When I first got to Employment University, my department asked me to take on the seminar series. At the time it was a bit hodgepoged and disjunct so I think they expected me to invite a couple of people here and there and call it a day. I had, however, been in charge of a seminar series as a grad student, so the task wasn't particularly daunting and I quickly realized I could use it to my advantage.

I sent out a request within the department for suggested speakers, and as per expectation I only got a few. That gave me freedom to pretty much ask anyone I wanted to see give a talk. I made a list of all the heavy hitters in my field within my geographic "sphere of invitation" and started working through it. I knew I was going to do the seminar series for at least two years, so I was able to spread these talks out so it wasn't blatantly obvious what I was doing.

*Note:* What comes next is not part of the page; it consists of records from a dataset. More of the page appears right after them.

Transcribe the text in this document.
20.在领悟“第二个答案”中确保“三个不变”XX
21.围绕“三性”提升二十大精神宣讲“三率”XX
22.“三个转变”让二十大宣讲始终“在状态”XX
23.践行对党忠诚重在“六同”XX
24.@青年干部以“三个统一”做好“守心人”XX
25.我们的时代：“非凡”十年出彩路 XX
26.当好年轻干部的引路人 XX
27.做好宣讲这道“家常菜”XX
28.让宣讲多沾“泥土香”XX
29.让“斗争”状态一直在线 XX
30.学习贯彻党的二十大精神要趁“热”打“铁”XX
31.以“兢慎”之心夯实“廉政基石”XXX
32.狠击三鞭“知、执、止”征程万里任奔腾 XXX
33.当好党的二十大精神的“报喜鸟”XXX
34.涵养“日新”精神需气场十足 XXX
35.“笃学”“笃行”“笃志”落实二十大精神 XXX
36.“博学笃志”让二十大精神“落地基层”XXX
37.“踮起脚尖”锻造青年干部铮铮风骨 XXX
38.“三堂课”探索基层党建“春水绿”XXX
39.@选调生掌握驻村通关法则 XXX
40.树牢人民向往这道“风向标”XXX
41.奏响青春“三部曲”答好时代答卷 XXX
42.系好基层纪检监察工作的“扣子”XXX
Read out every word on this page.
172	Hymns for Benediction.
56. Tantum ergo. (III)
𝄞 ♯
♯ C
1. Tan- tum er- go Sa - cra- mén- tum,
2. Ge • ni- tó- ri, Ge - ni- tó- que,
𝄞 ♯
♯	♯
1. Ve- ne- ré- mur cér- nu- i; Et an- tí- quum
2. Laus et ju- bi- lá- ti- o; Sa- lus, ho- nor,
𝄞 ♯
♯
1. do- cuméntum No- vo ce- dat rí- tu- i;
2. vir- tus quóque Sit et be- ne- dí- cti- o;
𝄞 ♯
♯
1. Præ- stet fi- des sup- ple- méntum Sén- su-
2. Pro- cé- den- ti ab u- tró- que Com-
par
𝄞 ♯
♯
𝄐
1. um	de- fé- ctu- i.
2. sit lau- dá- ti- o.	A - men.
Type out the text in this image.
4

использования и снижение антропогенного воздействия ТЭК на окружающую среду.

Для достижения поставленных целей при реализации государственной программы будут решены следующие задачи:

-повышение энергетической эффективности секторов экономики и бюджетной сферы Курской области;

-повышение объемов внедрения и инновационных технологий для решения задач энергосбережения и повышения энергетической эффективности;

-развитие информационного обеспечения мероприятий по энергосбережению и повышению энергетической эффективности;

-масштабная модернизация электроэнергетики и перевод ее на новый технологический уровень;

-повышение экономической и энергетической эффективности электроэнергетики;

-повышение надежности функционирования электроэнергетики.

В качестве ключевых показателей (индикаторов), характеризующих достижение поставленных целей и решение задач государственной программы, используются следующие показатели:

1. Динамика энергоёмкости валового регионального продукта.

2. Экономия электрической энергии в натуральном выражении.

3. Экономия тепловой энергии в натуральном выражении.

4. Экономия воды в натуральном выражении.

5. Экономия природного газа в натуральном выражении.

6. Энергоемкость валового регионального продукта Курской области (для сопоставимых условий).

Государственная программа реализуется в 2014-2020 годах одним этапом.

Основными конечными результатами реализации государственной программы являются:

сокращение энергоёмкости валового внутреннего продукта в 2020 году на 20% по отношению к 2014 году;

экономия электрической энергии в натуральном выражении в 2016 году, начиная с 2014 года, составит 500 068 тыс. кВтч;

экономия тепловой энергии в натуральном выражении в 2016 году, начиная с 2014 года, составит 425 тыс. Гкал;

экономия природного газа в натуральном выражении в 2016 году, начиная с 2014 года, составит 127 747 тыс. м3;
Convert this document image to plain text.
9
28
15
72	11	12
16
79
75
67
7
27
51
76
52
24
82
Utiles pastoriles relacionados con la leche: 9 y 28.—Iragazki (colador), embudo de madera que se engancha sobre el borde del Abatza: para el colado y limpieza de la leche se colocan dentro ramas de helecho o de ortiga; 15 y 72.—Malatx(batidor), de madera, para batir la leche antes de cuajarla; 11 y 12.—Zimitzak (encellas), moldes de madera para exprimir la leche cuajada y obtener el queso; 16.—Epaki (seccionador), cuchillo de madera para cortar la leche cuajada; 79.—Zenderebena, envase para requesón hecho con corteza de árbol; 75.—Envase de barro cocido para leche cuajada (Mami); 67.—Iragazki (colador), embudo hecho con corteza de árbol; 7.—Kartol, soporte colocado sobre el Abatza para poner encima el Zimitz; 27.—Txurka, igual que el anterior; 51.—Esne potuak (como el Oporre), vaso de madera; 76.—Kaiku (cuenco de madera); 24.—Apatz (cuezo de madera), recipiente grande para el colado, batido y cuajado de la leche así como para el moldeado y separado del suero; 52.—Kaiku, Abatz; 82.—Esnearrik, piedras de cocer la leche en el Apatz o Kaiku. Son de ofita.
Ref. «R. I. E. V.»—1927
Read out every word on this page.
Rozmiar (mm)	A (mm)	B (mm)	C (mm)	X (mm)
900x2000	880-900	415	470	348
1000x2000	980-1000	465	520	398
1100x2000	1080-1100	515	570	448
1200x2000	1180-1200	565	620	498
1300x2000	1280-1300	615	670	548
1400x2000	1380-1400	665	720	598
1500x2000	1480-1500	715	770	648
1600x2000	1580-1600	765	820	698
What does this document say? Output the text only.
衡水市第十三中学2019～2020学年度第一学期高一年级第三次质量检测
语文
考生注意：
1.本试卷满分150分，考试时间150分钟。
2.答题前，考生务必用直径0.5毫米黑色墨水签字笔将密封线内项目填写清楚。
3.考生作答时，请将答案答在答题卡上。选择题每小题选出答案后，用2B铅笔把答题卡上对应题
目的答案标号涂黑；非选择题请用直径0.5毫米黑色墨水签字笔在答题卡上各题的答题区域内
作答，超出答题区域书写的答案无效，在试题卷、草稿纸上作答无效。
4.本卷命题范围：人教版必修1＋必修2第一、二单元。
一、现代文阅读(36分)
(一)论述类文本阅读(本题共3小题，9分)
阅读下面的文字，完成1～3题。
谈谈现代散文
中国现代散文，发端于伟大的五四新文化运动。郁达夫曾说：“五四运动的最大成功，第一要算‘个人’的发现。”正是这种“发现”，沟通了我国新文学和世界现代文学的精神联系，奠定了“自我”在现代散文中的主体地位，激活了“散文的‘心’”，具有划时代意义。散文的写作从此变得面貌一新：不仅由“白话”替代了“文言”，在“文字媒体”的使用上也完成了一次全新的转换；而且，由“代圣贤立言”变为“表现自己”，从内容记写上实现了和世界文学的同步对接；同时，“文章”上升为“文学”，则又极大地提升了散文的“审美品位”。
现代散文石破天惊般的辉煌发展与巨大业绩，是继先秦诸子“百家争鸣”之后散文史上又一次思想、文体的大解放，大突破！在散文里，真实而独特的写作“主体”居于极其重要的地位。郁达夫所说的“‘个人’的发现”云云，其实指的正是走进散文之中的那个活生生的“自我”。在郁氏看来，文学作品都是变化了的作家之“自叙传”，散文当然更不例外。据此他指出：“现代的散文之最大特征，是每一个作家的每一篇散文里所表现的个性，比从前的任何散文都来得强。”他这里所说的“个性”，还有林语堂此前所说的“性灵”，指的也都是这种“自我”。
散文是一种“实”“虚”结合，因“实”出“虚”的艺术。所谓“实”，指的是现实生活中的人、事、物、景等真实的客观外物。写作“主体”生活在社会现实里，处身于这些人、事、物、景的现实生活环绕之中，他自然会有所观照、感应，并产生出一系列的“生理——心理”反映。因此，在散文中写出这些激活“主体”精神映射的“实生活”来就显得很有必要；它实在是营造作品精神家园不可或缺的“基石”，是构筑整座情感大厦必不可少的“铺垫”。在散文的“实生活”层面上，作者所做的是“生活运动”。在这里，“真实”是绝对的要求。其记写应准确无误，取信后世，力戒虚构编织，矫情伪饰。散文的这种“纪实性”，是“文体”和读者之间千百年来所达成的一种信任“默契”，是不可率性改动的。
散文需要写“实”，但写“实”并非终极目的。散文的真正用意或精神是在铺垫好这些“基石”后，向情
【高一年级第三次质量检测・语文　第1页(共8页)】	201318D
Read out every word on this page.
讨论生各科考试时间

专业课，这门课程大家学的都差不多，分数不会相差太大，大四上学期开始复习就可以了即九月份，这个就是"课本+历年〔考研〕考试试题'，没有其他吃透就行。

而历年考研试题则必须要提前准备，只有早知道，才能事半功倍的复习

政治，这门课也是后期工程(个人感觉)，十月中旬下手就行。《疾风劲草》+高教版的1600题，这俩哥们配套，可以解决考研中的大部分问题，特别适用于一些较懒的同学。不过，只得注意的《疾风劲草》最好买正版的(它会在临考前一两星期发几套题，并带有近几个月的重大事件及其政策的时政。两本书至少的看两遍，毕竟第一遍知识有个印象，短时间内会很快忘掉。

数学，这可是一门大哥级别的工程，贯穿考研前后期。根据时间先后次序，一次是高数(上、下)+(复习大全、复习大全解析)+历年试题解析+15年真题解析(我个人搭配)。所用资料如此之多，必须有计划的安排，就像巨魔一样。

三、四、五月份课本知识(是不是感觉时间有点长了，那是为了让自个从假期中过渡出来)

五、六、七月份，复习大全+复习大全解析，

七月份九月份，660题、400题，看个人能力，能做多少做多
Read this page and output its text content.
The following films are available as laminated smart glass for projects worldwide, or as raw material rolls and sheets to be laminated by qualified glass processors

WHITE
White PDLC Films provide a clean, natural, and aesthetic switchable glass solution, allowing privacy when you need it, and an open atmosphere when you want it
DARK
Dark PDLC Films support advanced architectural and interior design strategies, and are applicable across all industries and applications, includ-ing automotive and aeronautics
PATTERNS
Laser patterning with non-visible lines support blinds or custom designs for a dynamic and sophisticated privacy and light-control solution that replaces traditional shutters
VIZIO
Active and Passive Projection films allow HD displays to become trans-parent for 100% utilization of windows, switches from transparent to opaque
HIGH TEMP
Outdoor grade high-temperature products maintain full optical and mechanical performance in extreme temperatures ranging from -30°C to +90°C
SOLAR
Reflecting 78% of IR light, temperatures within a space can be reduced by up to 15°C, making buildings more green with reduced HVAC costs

In the process of hosting some big name folks to the department I have had the opportunity to not only increase interest in my filed within my department, but also get on the radar of some key people from other institutions. This is paying dividends both at conferences when I get the opportunity to catch up with these people and meet friends of theirs, but also because people tend to return the favor and invite you for a seminar at their institution.

More recognition + more invited talks + more interesting (for me) talks in my department = win. It can be a pain in the ass sometimes, but coordinating the seminar series can have huge up side if you use it to your advantage.

5 responses so far

  • You're a sly motherfucker. Nice tactics.

  • Jim Thomerson says:

    Good idea. I have found that other graduate students and young PhD's I knew as a graduate student and young PhD have been a most helpful element.

  • Namnezia says:

    Excellent advice. I was also put in charge of my departmental seminar series which I used to my advantage, although I did get yelled at one year for way overspending the budget (how was I supposed to know that plane tickets from California were that expensive?).

    One piece of advice for new PI is that make sure that if you invite a seminar speaker to include your meeting trainees in the visit. Partly thanks to this, when I was a grad student and postdocs I got to meet lots of bigwigs in the field. And these connections have proven invaluable later both for finding a postdoc mentor, getting a faculty position, getting tenure letters forming collaborations, etc. So if you are a grad student or postdoc and there's a seminar speaker that seems interesting, try and wiggle some time in their itinerary to meet with them, or at minimum get yourself inited to the lunch or dinner.

  • Anonymous says:

    I took for granted as a grad student that I could always get on a visiting speaker's schedule if I wanted to, and I took advantage of the opportunity often. The meetings were always one-on-one, never with my advisor. Now I realize that's not how most departments do things, which I believe is a *huge* mistake. They should be treated like full colleagues, and the majority will rise to the occasion.

  • Anonymous says:

    "[Grad students] should be treated like full colleagues."